Feature Configuration Parameters

This page will walk through some of the parameters associated with each feature.

Feature Type: The most important aspect of a feature that must be defined is its type. StructureBoost admits the following values for the feature_type:

  • numerical: This is a standard numeric variable. Missing values are permitted.
  • categorical_str: A Categorical variable, where the values are of type str. Missing values are permitted. This is the more flexible categorical option, though it can be slightly slower than categorical_int. A graph must be provided to indicate the structure of the variable. If the structure is not known, we recommend using a complete graph (all values are pairwise adjacent).
  • categorical_int: A Categorical variable where the different values are non-negative integers. Missing values are not permitted (primarily due to fact that numpy’s nan does not have an integer option). This will be slightly faster than categorical_int, so in some cases it may be worth re-coding a string valued variable into integers. A graph must be provided to indicate the structure of the variable. If the structure is not known, we recommend using a complete graph (all values are pairwise adjacent).
  • graphical_voronoi: This is a more complicated type which converts multiple numerical variables into a single categorical feature, with the structure determined by the Voronoi graph. See this example for details.
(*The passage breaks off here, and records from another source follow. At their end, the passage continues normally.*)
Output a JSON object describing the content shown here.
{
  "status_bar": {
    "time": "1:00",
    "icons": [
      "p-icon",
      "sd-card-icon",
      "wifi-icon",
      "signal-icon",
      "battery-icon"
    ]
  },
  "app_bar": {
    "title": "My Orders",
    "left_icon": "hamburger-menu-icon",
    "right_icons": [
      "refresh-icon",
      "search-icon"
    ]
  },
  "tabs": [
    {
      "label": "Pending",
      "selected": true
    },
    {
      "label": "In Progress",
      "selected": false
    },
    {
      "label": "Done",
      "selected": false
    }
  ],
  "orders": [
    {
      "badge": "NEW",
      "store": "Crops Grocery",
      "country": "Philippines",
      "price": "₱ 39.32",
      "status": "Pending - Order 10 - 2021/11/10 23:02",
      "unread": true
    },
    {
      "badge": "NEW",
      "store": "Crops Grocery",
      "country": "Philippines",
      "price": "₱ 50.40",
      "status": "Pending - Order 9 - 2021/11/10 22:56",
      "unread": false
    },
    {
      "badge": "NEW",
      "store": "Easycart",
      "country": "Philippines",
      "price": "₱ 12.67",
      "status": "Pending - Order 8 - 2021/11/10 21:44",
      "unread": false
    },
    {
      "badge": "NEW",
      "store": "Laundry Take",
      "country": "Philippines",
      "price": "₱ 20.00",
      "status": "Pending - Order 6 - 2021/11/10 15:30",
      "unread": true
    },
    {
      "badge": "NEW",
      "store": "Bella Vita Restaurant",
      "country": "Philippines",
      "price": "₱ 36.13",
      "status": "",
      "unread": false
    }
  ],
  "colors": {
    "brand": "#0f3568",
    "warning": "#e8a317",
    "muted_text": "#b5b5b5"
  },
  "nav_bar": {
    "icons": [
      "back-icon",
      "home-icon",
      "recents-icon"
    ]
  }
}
Depending on the feature_type, there will be further parameters that must be specified:

  • For numerical feature type:

    • max_splits_to_search: This parameter must be specified to determine the maximum number of splits that should be checked. This must be set to a positive integer or np.Inf (to search all splits). Results are generally better when keeping this to a smaller value (between 10 and 50). In addition to being faster, it serves to regularize the model. Splits are chosen randomly.
  • For categorical_int and categorical_str feature types:

    • split_method: Options are span_tree, contraction, and one_hot. This determines how to arrive at the space of splits to search for a categorical variable. We describe them below:

      • span_tree: This is the recommended method. A graph must be provided. A number of spanning trees of the graph will be chosen uniformly from the space of all spanning trees. Then, the algorithm will consider the splits induced by removing each possible edge from the spanning tree. This method requires the specification of num_span_trees - the number of spanning trees to check for this feature at each node. The recommended value of num_span_trees is 1.
      • contraction: This method also requires a graph. The graph is reduced in size by randomly contracting edges until it reaches a size <= the specified parameter contraction_size. At that point, it enumerates all possible binary splits into two connected components of the contracted graph. A number max_splits_to_search of these a randomly selected to be evaluated. Enumerating all possible (allowable) binary splits is computationally intensive, therefore it is recommended to choose a contraction_size around 9. Similarly, we recommend setting max_splits_to_search in the range of 10 to 50. If the graph is a cycle or similarly sparse, then larger numbers can be chosen. To enumerate all allowable binary splits, choose the contraction_size to be larger than the size of the graph. To evaluate all enumerated splits, choose max_splits_to_search
      • one_hot: This method will search all “one-hot” splits – that is, splits where one value goes left and the rest go right. This is not a recommended method, but provided for comparison purposes. If this method is chosen, a graph is not required to be specified.